Yine, ülkemizi bugün yöneten, başta Sayın Başbakan olmak üzere Sayın Cumhurbaşkanı ve diğer yetkilileri de 2002 yılında İsrail'in benzer saldırıları karşısında söylemiş oldukları ve o günün hükûmetine tavsiye ettikleri önlemleri almaya davet ediyor ve Gazze'de akan bu kanın bir an önce durması için Allah'a dua ediyor, orada şehit olan din kardeşlerimize rahmet, Filistin ve Gazze halkına sabır ve kuvvet diliyorum.

Sayın Başkan, değerli milletvekilleri; dün 5 Ocak 2009 tarihi itibarıyla güzel Adana'mızın sömürgeci işgal güçlerini mağlup ederek kazandığı istiklal zaferinin 87'nci yıl dönümünü Adanalı hemşehri ve kardeşlerimizle hep birlikte kutladık. Bugün de 6 Ocak 2009 tarihi itibarıyla Ceyhan ilçemizin istiklalini kazanarak işgal güçlerini kovuşunun 87'nci yıl dönümünü kutlamaktayız. Buradan bir kez daha Adanalı ve Ceyhanlı vatandaşlarımızın bu bayramlarını en içten duygularımla kutluyorum. Başta Büyük Önder Mustafa Kemal Atatürk ve silah arkadaşları olmak üzere, bu vatan için can vermiş, kan vermiş, ebediyete intikal etmiş kadın-erkek bütün kahramanlarımızı rahmet ve minnetle anıyorum.

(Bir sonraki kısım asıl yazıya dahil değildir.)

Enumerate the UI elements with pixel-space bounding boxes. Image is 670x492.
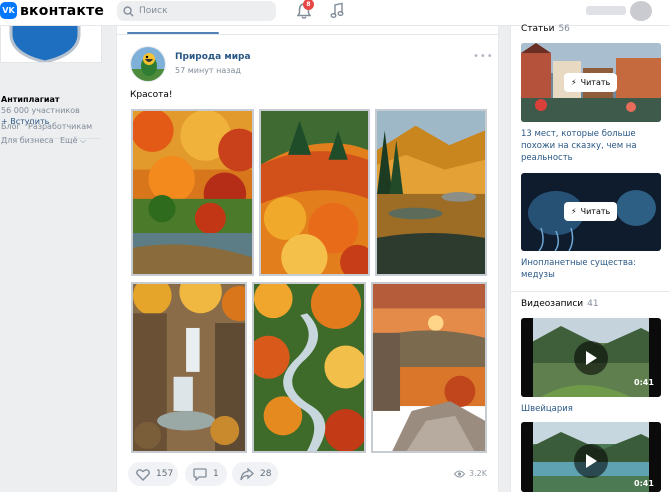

Sayın milletvekilleri, seksen yedi yıl önce Adana'da yazılan destanın tarihî sürecini kısaca hatırlayacak olur isek, Adanalılar İstanbul Hükûmetinin 23 Kasım 1918 tarihli Adana ve dolaylarının boşaltılmasını zorunlu kılan kararını büyük bir tepkiyle karşılamışlardır. Durumu protesto eden, böyle bir hareketin yaratacağı vahim hadiseleri vurgulayan bir telgraf dönemin İçişleri Bakanına gönderilmiştir. Kısa bir süre sonra işgal kuvvetleri Mersin Limanı'ndan Çukurova'ya girmiş ve tüm kilit noktaları kontrol altına almış ve sonra da Adana'yı işgal etmiştir. Bu işgal sırasında Türklere ait bütün sembol, arma, işaret ve levhalar yok edilmiş ve sistemli bir şekilde Türk halkının sindirilmesi ve yok edilmesi yoluna gidilmiştir. Fransız işgal kuvvetleri tarafından yine çok planlı ve katı bir şekilde uygulanan bir diğer işlem de Adana, Çukurova ve civarı bölgelere Ermenilerin yerleştirilmesi şeklinde olmuştur.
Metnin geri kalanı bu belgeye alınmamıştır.